Si la génesis del método de Ratzinger se encuentra en el ensimismamiento personal con Jesucristo como principio ascético concreto, el sentido de la Iglesia representa, quizás, dentro de este método, el criterio para verificarla validez del pensamiento y de la acción.

A partir del estudio de los grandes padres y doctores de la Iglesia, el cardenal elabora un concepto de experiencia (experiencia del pueblo de Dios) que afina al confrontarlo con filósofos y teólogos contemporáneos (Gadamer, Kolakowski, Mouroux, Balthasar), y que lleva consigo, sobre todo, una atención continua al modo en que se plantean los problemas, las cuestiones, las preguntas, las ansias, las urgencias, las esperanzas y las angustias del hombre en la concreta situación en la que se encuentra. En segundo lugar, afirma que, en la Iglesia, a esta experiencia vivida le corresponde una cierta primacía respecto a las instituciones y preceptos. Esta concepción de la iglesia como ámbito de experiencia la convierte, según Ratzinger, en sujeto que actúa en la historia y en prueba de la bondad de toda práctica y pensamiento cristianos. Me parece que en este contexto se puede situar otra constante del pensamiento del cardenal. Me refiero al peso de la eucaristía en su reflexión eclesiológica. La celebración eucarística nos hace intuir con más precisión la naturaleza del cristianismo, la cual, como el genio católico no deja de recordarlo desde hace dos mil años, se encuentra completamente en la noción de sacramento. Precisamente porque la experiencia eclesial es una experiencia sacramental, el pro semper del acontecimiento de Cristo se encuentra, hoy, con el hombre. La Iglesia encuentra en el septenario sacramental la realización completa de la lógica de la encarnación y, al mismo tiempo, su renacer continuo en el corazón de la persona. En el sacramento se da, en efecto, la contemporaneidad entre la verdad eterna que es Dios y la naturaleza dramática; es decir, finita pero capaz de infinito, que es el hombre. En cada momento de la historia la verdad cristiana es contemporánea de la libertad del hombre a la que se propone. Ésta es la razón por la que la fe no se experimenta nunca como algo extraño al hombre, de cualquier tiempo. Sólo donde se dé una reducción de la esencia del cristianismo es posible el divorcio entre los dos polos.

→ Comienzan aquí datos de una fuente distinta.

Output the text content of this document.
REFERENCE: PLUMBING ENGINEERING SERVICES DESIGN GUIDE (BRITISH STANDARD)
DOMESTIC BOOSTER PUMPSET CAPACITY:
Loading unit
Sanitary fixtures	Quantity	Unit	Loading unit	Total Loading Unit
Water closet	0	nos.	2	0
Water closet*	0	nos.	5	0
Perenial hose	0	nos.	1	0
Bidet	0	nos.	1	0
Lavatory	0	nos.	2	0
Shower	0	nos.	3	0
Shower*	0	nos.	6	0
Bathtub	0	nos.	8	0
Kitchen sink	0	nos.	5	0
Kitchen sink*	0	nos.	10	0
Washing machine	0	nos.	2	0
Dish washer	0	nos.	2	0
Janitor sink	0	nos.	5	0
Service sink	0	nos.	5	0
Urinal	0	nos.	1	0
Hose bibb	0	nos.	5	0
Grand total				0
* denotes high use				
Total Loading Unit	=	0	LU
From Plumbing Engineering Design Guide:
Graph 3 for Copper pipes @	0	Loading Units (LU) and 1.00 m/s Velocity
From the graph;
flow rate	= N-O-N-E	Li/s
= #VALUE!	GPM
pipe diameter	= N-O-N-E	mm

De este modo nace en Ratzinger la conciencia del carácter definitivo del acontecimiento de Cristo y de su capacidad de juzgar la totalidad. La expresión científicamente madura de esta posición viene representada por el tratado sobre la escatología.

Esta posición determina la concepción que Ratzinger tiene del lugar central que ocupa la catequesis y de su importancia cultural. La catequesis promueve la razón en la fe, aspecto más necesario que nunca en el actual panorama socio-cultural puesto a prueba por el nihilismo. La visión misma de la relación existente entre fe, historia y cultura está presente en las intervenciones del cardenal acerca de distintos aspectos de la ciencia, la política y la economía.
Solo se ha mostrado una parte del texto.